Checkers captain Zac Dalpe took the loss ― and the end of the Florida-Seattle bond built in Charlotte ― hard.
“I’m upset,” Dalpe said after the game. “In my 12 years, this is the closest team I’ve ever been on in terms of relationships with guys. In the blink of an eye, you’re never going to have the same group again. Obviously you want to win with that type of group.”
But Charlotte was more than a close team. The Checkers won. A lot. They went 16-3-2-1 in March and April to finish first in the Atlantic Division, and eliminated Bridgeport before running into turbulence in the division finals. Dalpe and the Checkers went into the postseason looking for much more, up to and including a Calder Cup.
“I’ve played a long time, and I haven’t won anything,” Dalpe said, “and I really want to win. I’m upset.”
Geordie Kinnear, who has been head coach of Florida’s AHL affiliate since 2016, will miss the Seattle contingent, which included Joey Daccord, Alexander True, Max McCormick, Connor Carrick, Gustav Olofsson, Carsen Twarynski, Dennis Cholowski, Cale Fleury, Antoine Bibeau, and assistant coach Dan Bylsma.
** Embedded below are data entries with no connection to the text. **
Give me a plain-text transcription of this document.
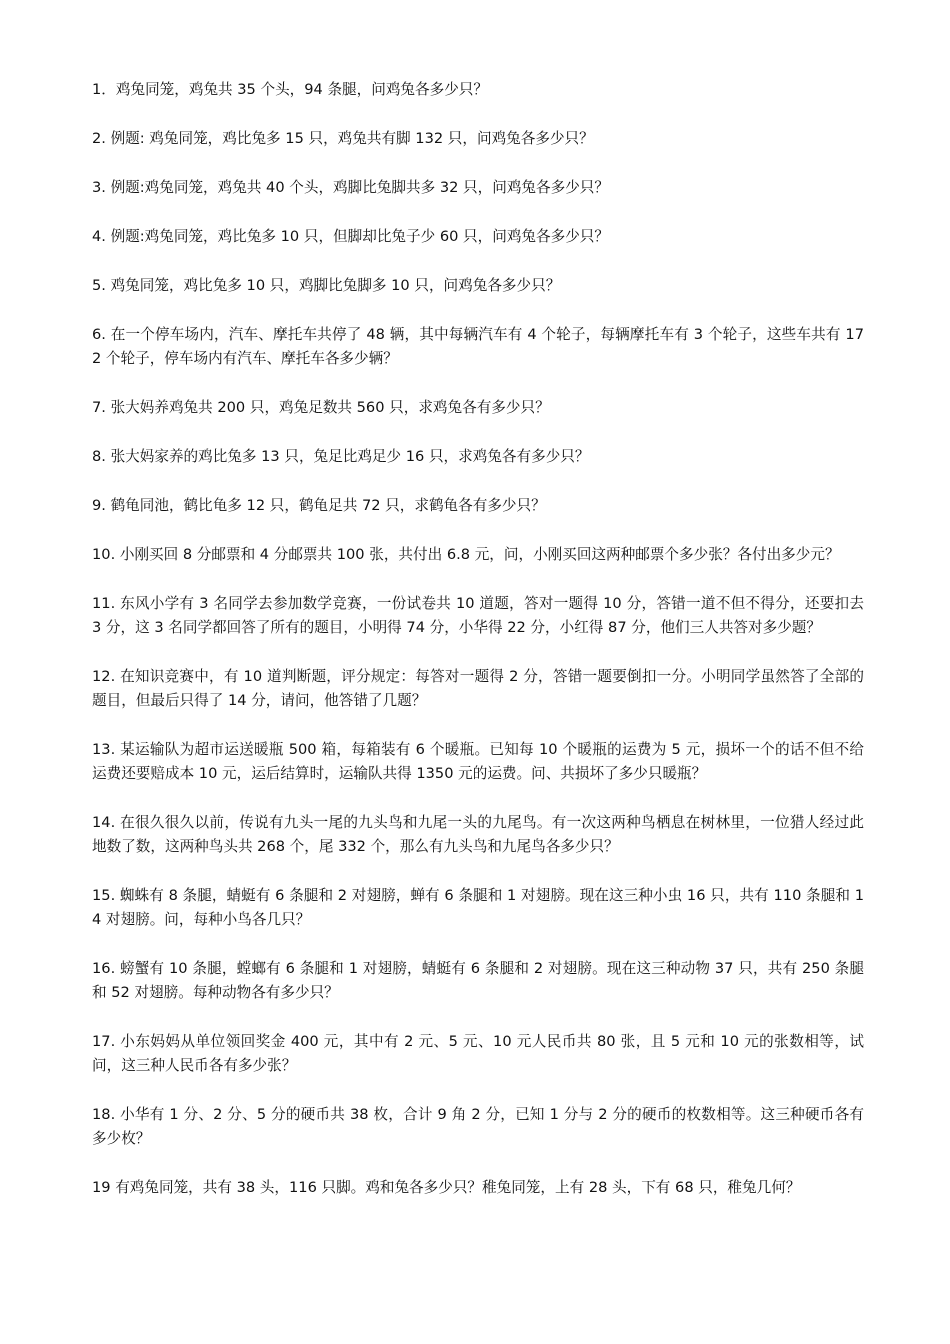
1．鸡兔同笼，鸡兔共 35 个头，94 条腿，问鸡兔各多少只？
2. 例题: 鸡兔同笼，鸡比兔多 15 只，鸡兔共有脚 132 只，问鸡兔各多少只？
3. 例题:鸡兔同笼，鸡兔共 40 个头，鸡脚比兔脚共多 32 只，问鸡兔各多少只？
4. 例题:鸡兔同笼，鸡比兔多 10 只，但脚却比兔子少 60 只，问鸡兔各多少只？
5. 鸡兔同笼，鸡比兔多 10 只，鸡脚比兔脚多 10 只，问鸡兔各多少只？
6. 在一个停车场内，汽车、摩托车共停了 48 辆，其中每辆汽车有 4 个轮子，每辆摩托车有 3 个轮子，这些车共有 172 个轮子，停车场内有汽车、摩托车各多少辆？
7. 张大妈养鸡兔共 200 只，鸡兔足数共 560 只，求鸡兔各有多少只？
8. 张大妈家养的鸡比兔多 13 只，兔足比鸡足少 16 只，求鸡兔各有多少只？
9. 鹤龟同池，鹤比龟多 12 只，鹤龟足共 72 只，求鹤龟各有多少只？
10. 小刚买回 8 分邮票和 4 分邮票共 100 张，共付出 6.8 元，问，小刚买回这两种邮票个多少张？各付出多少元？
11. 东风小学有 3 名同学去参加数学竞赛，一份试卷共 10 道题，答对一题得 10 分，答错一道不但不得分，还要扣去 3 分，这 3 名同学都回答了所有的题目，小明得 74 分，小华得 22 分，小红得 87 分，他们三人共答对多少题？
12. 在知识竞赛中，有 10 道判断题，评分规定：每答对一题得 2 分，答错一题要倒扣一分。小明同学虽然答了全部的题目，但最后只得了 14 分，请问，他答错了几题？
13. 某运输队为超市运送暖瓶 500 箱，每箱装有 6 个暖瓶。已知每 10 个暖瓶的运费为 5 元，损坏一个的话不但不给运费还要赔成本 10 元，运后结算时，运输队共得 1350 元的运费。问、共损坏了多少只暖瓶？
14. 在很久很久以前，传说有九头一尾的九头鸟和九尾一头的九尾鸟。有一次这两种鸟栖息在树林里，一位猎人经过此地数了数，这两种鸟头共 268 个，尾 332 个，那么有九头鸟和九尾鸟各多少只？
15. 蜘蛛有 8 条腿，蜻蜓有 6 条腿和 2 对翅膀，蝉有 6 条腿和 1 对翅膀。现在这三种小虫 16 只，共有 110 条腿和 14 对翅膀。问，每种小鸟各几只？
16. 螃蟹有 10 条腿，螳螂有 6 条腿和 1 对翅膀，蜻蜓有 6 条腿和 2 对翅膀。现在这三种动物 37 只，共有 250 条腿和 52 对翅膀。每种动物各有多少只？
17. 小东妈妈从单位领回奖金 400 元，其中有 2 元、5 元、10 元人民币共 80 张，且 5 元和 10 元的张数相等，试问，这三种人民币各有多少张？
18. 小华有 1 分、2 分、5 分的硬币共 38 枚，合计 9 角 2 分，已知 1 分与 2 分的硬币的枚数相等。这三种硬币各有多少枚？
19 有鸡兔同笼，共有 38 头，116 只脚。鸡和兔各多少只？稚兔同笼，上有 28 头，下有 68 只，稚兔几何？
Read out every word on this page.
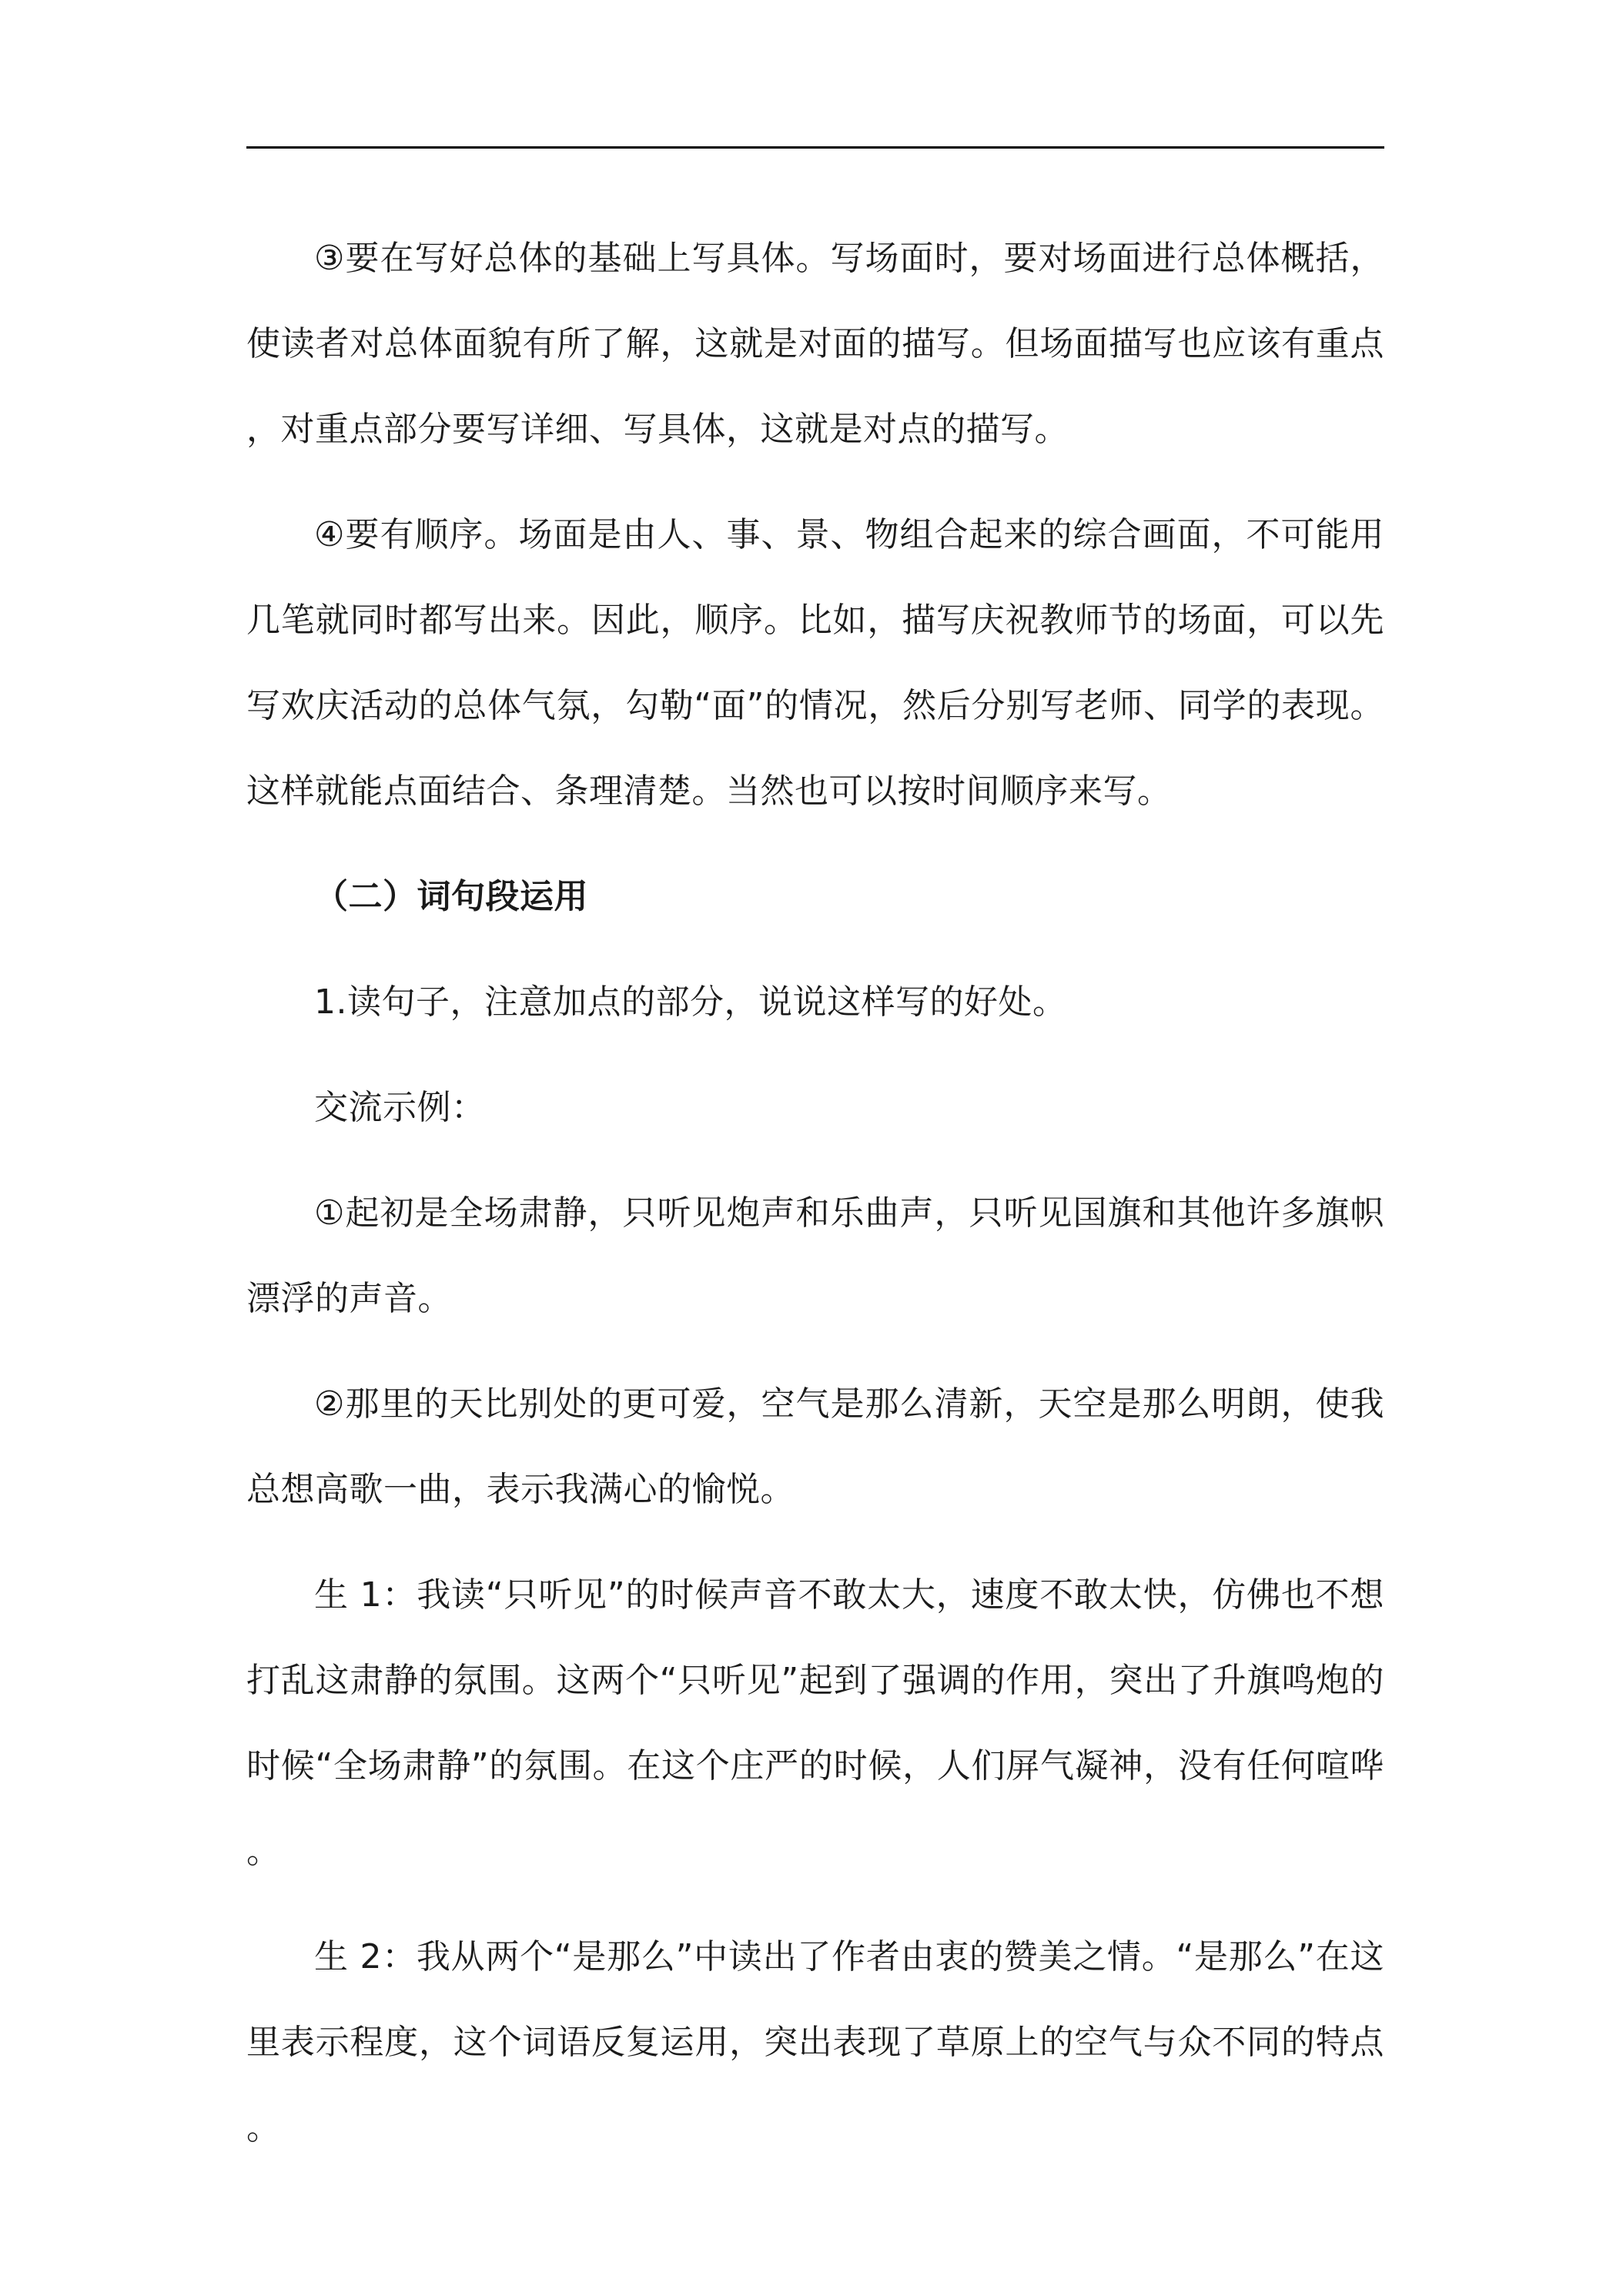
③要在写好总体的基础上写具体。写场面时，要对场面进行总体概括，使读者对总体面貌有所了解，这就是对面的描写。但场面描写也应该有重点，对重点部分要写详细、写具体，这就是对点的描写。

④要有顺序。场面是由人、事、景、物组合起来的综合画面，不可能用几笔就同时都写出来。因此，顺序。比如，描写庆祝教师节的场面，可以先写欢庆活动的总体气氛，勾勒“面”的情况，然后分别写老师、同学的表现。这样就能点面结合、条理清楚。当然也可以按时间顺序来写。

（二）词句段运用

1.读句子，注意加点的部分，说说这样写的好处。

交流示例：

①起初是全场肃静，只听见炮声和乐曲声，只听见国旗和其他许多旗帜漂浮的声音。

②那里的天比别处的更可爱，空气是那么清新，天空是那么明朗，使我总想高歌一曲，表示我满心的愉悦。

生 1：我读“只听见”的时候声音不敢太大，速度不敢太快，仿佛也不想打乱这肃静的氛围。这两个“只听见”起到了强调的作用，突出了升旗鸣炮的时候“全场肃静”的氛围。在这个庄严的时候，人们屏气凝神，没有任何喧哗。

生 2：我从两个“是那么”中读出了作者由衷的赞美之情。“是那么”在这里表示程度，这个词语反复运用，突出表现了草原上的空气与众不同的特点。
“I’m proud,” Kinnear said. “Honestly, I’m so proud. We were kind of like an expansion team with two different organizations and guys that I didn’t know, and I didn’t know Dan Bylsma at all.
“We just kept building over time. You look at the guys that stepped in, all the adversity that we went through, all the goalies we went through – they had a special bond, this group. I couldn’t be more proud of our group. They made it a special year for me, and one I’ll always remember and be proud of.”